Как раз в этот момент в ресторан вошла дама, с появлением которой в зале на мгновение прекратились все разговоры. Это была высокая зрелая женщина — поверх фиолетово-черного шелкового платья на ней была надета просторная развевающаяся sortie de bal[19]
алого бархата, завязанная под подбородком золотыми кистями. Ни один туалет не мог бы выдержать сравнения с этим нарядом, арабским по очертаниям, русским по расцветке и парижским по стилю. Накидка сверкала. Тяжелые волосы женщины были перевязаны лентами с витым золотым шнурком и пурпурными розочками. За дамой вошел молодой англичанин в вечернем костюме и исключительно холеными бакенбардами. Женщина подплыла, тяжело дыша, к соседнему столику и уселась за него с привычным, почти скучающим видом. Она села, сбросила с царственных плеч накидку и выпятила грудь. Не обращая, казалось, внимания на англичанина, который с надменным видом расположился напротив, она обвела презрительным взглядом огромных глаз ресторан, спокойно и величественно принимая вызванное ее появлением любопытство. Ее красота была, бесспорно, изумительна и все еще лучезарна, но цветение близилось к концу. Женщина была великолепно напудрена и нарумянена, ее руки были безукоризненны, ресницы — длинны.
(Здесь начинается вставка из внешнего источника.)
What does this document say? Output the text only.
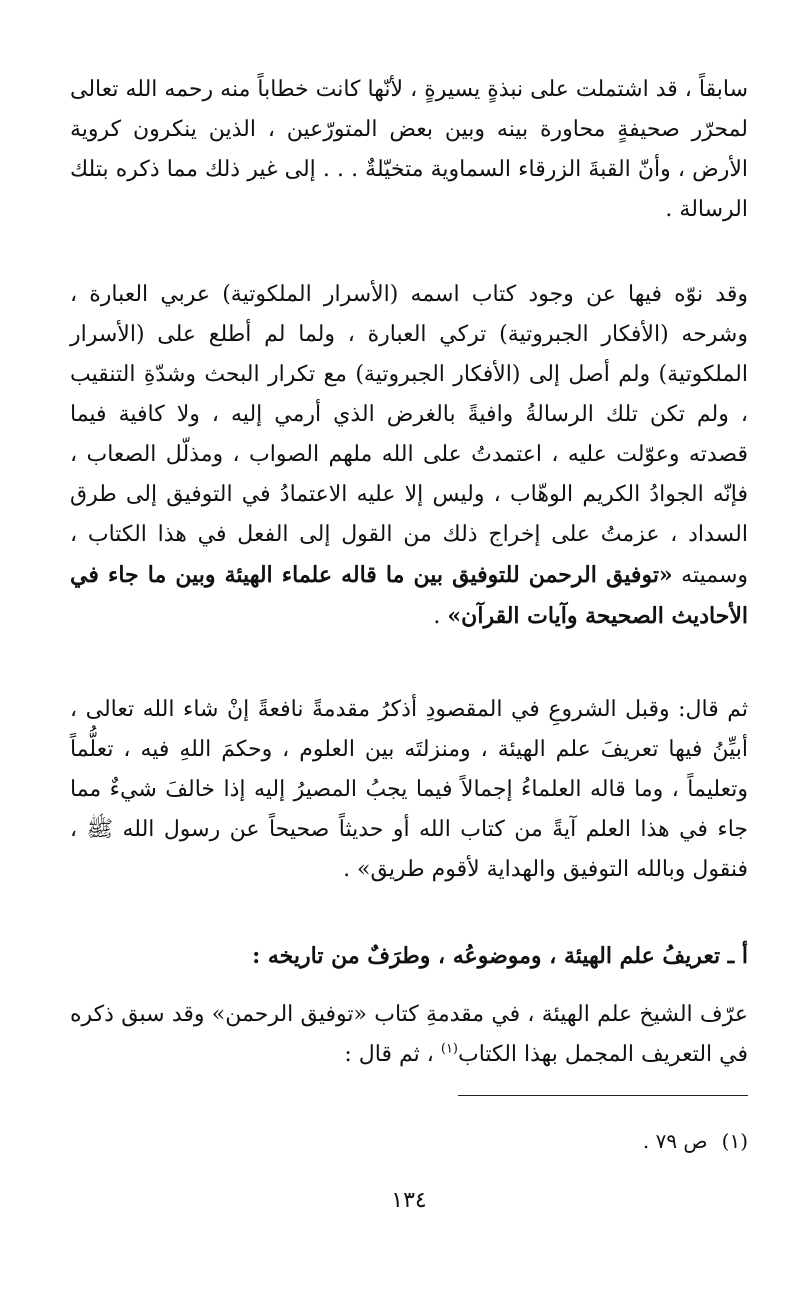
سابقاً ، قد اشتملت على نبذةٍ يسيرةٍ ، لأنّها كانت خطاباً منه رحمه الله تعالى لمحرّر صحيفةٍ محاورة بينه وبين بعض المتورّعين ، الذين ينكرون كروية الأرض ، وأنّ القبةَ الزرقاء السماوية متخيّلةٌ . . . إلى غير ذلك مما ذكره بتلك الرسالة .

وقد نوّه فيها عن وجود كتاب اسمه (الأسرار الملكوتية) عربي العبارة ، وشرحه (الأفكار الجبروتية) تركي العبارة ، ولما لم أطلع على (الأسرار الملكوتية) ولم أصل إلى (الأفكار الجبروتية) مع تكرار البحث وشدّةِ التنقيب ، ولم تكن تلك الرسالةُ وافيةً بالغرض الذي أرمي إليه ، ولا كافية فيما قصدته وعوّلت عليه ، اعتمدتُ على الله ملهم الصواب ، ومذلّل الصعاب ، فإنّه الجوادُ الكريم الوهّاب ، وليس إلا عليه الاعتمادُ في التوفيق إلى طرق السداد ، عزمتُ على إخراج ذلك من القول إلى الفعل في هذا الكتاب ، وسميته «توفيق الرحمن للتوفيق بين ما قاله علماء الهيئة وبين ما جاء في الأحاديث الصحيحة وآيات القرآن» .

ثم قال: وقبل الشروعِ في المقصودِ أذكرُ مقدمةً نافعةً إنْ شاء الله تعالى ، أبيِّنُ فيها تعريفَ علم الهيئة ، ومنزلتَه بين العلوم ، وحكمَ اللهِ فيه ، تعلُّماً وتعليماً ، وما قاله العلماءُ إجمالاً فيما يجبُ المصيرُ إليه إذا خالفَ شيءٌ مما جاء في هذا العلم آيةً من كتاب الله أو حديثاً صحيحاً عن رسول الله ﷺ ، فنقول وبالله التوفيق والهداية لأقوم طريق» .

أ ـ تعريفُ علم الهيئة ، وموضوعُه ، وطرَفٌ من تاريخه :

عرّف الشيخ علم الهيئة ، في مقدمةِ كتاب «توفيق الرحمن» وقد سبق ذكره في التعريف المجمل بهذا الكتاب$^{(١)}$ ، ثم قال :

(١)ص ٧٩ .

١٣٤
Трудно было заметить в ней недостатки, если не считать чрезмерной пышности, типичной для блондинок, которые тщетно борются с тучностью. Костюм ее сочетал смелость с требованиями моды. Она небрежно положила на стол руку, унизанную кольцами, и, подавив своим великолепием весь ресторан, приняла из рук метрдотеля карту и углубилась в ее изучение.— Одна из этих! — шепнул Софье Джеральд.
— Каких этих? — прошептала Софья в ответ.
Джеральд предостерегающе поднял брови и подмигнул. Англичанин расслышал их слова, и на его гордом лице мелькнуло выражение холодного недовольства. Очевидно, он стоял в обществе куда выше Джеральда, и Джеральд, хоть и мог сколько угодно утешаться тем, что учился в университете с лучшими из лучших, ощущал превосходство англичанина и не мог этого скрыть. Джеральд был богат, он происходил из богатой семьи, но не свыкся с богатством. Бешено тратя деньги, он бравировал, слишком остро сознавая и шик мотовства, и все трудности, связанные с добыванием того капитала, который он пускает на ветер. Джеральду ведь приходилось зарабатывать деньги. Этот англичанин с бакенами никогда денег не зарабатывал, не знал им цены, никогда и подумать не мог, что денег может оказаться меньше, чем требуется. У него было лицо человека, привыкшего приказывать и свысока смотреть на тех, кто ниже его. Он был полон уверенности в себе. Англичанина ничуть не смущало, что его спутница не обращала на него ни малейшего внимания. Она заговорила с ним по-французски. Он лаконично ответил по-английски и тут же, по-английски, заказал ужин. Как только принесли шампанского, он принялся пить, в промежутках поглаживая бакенбарды. Дама в накидке молчала.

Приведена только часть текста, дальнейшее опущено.